Latin rights (jus Latii) were the rights given to Latin allies and Latin colonies of Rome.

==== Old Latin rights ====
Latin allies were given the right to intermarry, conduct business, and enter into contracts with full Roman citizens, and the right to move from an allied Latin city to Rome (or vice versa). Children of full Roman citizens and Latin mothers could inherit the Roman property and citizenship of their fathers through the Latin League, before 338 BC. Those with Latin rights had a privileged status above other Roman allies who were not full Roman citizens.

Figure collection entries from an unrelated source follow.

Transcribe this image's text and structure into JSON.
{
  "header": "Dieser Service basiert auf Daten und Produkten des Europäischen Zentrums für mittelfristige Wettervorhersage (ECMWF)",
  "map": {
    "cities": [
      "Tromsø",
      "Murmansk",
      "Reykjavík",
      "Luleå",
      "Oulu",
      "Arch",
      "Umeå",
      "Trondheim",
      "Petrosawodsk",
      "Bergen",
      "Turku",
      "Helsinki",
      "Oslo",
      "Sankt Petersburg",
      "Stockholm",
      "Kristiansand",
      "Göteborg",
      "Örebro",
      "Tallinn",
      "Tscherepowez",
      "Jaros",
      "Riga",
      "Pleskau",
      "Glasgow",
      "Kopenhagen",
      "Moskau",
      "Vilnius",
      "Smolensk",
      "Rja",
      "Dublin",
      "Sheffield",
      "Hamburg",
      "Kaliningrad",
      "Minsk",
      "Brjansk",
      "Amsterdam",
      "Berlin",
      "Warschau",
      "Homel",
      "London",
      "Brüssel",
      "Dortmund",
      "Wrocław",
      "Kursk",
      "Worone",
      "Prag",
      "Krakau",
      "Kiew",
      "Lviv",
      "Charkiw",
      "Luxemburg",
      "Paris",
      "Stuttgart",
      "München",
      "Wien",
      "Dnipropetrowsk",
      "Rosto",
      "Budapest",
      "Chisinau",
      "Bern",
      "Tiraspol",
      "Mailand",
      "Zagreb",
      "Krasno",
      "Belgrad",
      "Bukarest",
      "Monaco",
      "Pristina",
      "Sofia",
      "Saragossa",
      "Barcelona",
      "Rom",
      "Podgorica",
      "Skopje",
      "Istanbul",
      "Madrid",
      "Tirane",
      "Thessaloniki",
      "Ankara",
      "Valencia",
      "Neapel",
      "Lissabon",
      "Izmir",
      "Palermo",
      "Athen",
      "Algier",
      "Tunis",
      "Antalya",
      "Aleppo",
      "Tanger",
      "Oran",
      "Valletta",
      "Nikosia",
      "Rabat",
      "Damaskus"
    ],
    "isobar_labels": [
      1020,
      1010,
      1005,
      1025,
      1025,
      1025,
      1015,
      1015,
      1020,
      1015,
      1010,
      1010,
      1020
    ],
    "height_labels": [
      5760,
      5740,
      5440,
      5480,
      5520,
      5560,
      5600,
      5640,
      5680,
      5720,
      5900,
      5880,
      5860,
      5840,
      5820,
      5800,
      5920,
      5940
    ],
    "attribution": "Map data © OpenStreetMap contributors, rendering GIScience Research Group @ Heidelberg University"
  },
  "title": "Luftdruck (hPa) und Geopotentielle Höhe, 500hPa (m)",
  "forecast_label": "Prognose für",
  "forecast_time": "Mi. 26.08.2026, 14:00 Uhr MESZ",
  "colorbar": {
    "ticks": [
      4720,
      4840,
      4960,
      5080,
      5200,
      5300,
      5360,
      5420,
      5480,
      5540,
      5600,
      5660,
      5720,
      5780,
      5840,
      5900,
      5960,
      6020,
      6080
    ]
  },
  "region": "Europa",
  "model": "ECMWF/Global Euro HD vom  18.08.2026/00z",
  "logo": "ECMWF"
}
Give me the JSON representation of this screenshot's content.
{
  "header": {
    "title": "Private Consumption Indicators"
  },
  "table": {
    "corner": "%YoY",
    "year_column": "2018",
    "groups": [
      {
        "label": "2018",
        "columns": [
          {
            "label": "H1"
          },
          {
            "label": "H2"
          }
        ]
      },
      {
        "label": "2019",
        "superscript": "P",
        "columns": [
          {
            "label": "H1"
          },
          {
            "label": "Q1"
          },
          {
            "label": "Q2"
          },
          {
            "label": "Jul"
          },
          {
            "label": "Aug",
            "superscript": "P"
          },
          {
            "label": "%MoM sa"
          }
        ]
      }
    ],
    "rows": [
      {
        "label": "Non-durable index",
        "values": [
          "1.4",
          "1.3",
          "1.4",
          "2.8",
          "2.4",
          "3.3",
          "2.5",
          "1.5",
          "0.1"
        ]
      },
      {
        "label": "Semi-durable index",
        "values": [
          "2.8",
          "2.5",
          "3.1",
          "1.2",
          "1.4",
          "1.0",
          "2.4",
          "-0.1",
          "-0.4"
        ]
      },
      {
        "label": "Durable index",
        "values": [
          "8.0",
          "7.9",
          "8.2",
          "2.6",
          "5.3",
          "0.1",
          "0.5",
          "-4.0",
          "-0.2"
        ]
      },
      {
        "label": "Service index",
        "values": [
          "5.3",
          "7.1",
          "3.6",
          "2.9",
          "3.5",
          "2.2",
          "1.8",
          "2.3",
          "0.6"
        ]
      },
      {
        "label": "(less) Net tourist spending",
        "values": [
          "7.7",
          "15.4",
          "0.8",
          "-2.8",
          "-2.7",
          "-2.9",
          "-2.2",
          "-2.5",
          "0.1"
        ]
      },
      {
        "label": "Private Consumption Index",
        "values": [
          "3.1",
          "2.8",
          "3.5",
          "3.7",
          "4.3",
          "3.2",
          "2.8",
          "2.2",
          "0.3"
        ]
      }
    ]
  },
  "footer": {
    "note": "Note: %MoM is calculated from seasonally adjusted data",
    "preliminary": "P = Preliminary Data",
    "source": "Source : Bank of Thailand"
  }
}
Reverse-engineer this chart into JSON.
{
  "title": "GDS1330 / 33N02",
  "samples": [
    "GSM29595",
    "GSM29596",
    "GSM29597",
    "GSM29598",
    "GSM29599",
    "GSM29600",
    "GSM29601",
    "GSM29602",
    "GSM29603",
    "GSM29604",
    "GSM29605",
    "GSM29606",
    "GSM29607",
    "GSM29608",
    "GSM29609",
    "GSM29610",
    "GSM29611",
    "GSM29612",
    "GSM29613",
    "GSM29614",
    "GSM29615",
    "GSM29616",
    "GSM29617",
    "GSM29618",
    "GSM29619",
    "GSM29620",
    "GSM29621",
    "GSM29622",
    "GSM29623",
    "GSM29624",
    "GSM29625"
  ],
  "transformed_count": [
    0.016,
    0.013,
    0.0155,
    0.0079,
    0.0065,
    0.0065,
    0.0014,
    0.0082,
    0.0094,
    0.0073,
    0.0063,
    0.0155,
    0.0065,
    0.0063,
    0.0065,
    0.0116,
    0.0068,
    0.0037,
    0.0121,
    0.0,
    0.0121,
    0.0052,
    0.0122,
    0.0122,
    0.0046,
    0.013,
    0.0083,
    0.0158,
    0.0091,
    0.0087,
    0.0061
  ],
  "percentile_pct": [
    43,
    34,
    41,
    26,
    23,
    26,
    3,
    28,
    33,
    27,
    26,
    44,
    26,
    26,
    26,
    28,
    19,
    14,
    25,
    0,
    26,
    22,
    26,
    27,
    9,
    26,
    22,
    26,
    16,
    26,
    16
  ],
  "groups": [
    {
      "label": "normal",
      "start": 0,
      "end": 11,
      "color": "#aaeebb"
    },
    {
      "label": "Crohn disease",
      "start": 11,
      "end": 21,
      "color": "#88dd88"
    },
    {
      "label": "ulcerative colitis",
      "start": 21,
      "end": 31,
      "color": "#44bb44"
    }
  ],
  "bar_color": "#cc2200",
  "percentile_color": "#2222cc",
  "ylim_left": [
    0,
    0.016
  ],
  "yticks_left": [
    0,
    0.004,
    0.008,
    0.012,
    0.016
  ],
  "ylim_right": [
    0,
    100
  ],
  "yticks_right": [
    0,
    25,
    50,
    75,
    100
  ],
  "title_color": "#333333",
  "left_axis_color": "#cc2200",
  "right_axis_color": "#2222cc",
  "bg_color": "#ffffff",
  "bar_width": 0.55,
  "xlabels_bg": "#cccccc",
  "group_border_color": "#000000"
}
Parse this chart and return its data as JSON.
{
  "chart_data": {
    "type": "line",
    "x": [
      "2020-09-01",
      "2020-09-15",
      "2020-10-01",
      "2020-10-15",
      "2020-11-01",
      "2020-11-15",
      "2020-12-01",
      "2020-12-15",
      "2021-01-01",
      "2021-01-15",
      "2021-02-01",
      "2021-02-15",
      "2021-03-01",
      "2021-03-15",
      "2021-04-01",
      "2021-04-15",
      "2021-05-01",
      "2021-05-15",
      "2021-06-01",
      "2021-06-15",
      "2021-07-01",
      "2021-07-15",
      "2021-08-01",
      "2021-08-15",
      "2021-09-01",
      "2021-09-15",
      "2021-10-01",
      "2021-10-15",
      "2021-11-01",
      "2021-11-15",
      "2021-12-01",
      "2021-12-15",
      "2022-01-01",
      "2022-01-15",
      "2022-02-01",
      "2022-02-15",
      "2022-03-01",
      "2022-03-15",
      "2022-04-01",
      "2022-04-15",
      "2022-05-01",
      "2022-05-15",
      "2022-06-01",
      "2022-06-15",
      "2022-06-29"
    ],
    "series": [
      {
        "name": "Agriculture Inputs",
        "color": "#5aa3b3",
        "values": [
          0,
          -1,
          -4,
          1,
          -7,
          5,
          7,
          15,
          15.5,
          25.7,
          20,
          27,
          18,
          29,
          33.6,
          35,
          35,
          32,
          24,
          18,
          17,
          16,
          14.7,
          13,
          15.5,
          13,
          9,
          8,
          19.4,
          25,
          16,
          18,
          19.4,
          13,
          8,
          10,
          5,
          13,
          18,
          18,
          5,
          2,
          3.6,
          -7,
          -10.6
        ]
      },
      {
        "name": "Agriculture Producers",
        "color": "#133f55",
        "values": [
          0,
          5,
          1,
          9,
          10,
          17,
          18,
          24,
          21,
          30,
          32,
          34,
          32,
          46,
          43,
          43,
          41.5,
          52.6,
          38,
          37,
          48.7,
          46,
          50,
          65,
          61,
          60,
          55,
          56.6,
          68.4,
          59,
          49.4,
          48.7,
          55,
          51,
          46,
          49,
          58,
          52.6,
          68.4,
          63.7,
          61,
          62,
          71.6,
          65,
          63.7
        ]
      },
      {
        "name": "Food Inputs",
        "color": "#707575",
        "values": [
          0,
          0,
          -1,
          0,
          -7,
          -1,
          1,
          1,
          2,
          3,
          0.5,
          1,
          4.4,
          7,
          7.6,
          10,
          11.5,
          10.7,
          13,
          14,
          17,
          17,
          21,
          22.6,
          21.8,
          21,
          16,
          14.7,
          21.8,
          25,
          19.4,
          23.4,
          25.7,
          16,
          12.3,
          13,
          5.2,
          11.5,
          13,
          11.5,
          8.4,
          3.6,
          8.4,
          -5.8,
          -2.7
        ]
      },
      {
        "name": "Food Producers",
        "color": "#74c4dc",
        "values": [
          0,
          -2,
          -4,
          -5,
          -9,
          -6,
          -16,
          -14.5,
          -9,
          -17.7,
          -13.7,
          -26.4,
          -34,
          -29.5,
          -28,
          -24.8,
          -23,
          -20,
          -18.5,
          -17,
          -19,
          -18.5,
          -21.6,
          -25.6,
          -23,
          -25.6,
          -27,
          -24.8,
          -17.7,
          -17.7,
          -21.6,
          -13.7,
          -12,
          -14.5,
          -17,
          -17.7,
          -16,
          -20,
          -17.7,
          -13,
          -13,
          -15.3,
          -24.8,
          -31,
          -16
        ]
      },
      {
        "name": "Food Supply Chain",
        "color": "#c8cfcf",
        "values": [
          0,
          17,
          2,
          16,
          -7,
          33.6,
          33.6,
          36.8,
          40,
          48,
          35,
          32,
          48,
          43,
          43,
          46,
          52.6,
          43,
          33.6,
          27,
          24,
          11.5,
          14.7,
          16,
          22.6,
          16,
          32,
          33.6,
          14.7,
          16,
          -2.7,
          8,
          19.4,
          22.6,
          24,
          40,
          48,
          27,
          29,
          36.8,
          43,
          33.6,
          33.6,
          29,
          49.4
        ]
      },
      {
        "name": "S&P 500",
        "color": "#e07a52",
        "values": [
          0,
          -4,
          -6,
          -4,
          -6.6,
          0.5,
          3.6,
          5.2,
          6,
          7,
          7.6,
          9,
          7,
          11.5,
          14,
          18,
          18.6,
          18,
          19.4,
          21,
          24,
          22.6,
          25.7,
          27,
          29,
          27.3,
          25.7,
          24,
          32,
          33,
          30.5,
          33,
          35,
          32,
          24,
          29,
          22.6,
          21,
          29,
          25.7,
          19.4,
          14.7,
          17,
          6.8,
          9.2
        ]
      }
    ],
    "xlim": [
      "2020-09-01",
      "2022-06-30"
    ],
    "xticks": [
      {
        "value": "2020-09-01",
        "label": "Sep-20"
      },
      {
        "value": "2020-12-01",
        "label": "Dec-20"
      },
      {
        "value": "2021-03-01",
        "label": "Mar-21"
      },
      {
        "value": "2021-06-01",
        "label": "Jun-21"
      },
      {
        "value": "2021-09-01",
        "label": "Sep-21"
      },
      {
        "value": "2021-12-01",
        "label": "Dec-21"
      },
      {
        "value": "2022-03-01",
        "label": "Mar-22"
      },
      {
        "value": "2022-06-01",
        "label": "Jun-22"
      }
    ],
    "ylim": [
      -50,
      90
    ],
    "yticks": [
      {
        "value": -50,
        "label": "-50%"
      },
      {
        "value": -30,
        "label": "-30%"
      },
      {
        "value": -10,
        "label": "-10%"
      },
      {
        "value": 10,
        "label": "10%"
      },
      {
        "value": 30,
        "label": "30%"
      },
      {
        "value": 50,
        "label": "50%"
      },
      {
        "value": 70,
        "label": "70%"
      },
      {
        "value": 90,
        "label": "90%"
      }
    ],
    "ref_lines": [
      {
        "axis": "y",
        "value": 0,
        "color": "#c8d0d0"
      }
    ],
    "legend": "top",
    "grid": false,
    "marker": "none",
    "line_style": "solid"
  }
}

==== Latin rights post-338 BC ====
The citizens of 5 Latin towns (Aricia, Lanuvium, Pedum, Nomentum, and Antium) were given full Roman citizenship in 338 BC, after the end of the Latin War. The rest of the Latin allies were given limited Roman citizenship, receiving the privileges of the Old Latin Rights, but not being granted the right to vote or obtain Roman property unless they relocated permanently to the city of Rome.

===Peregrini===
Free-born foreign subjects were known as peregrini. Peregrini operated under the laws that were in effect in their provinces when they were captured by Rome. Augustus (27 B.C. – 14 AD) instituted laws that allowed peregrini to become citizens through serving in the Roman army or on a city council. Citizen rights were inherited, so children of peregrini who had become citizens were also citizens upon birth. Distinctions between Roman citizens and peregrini continued until 212 AD, when Caracalla (211 AD – 217 AD) extended full Roman citizenship to all free-born men in the empire with the declaration of the Antonine Constitution.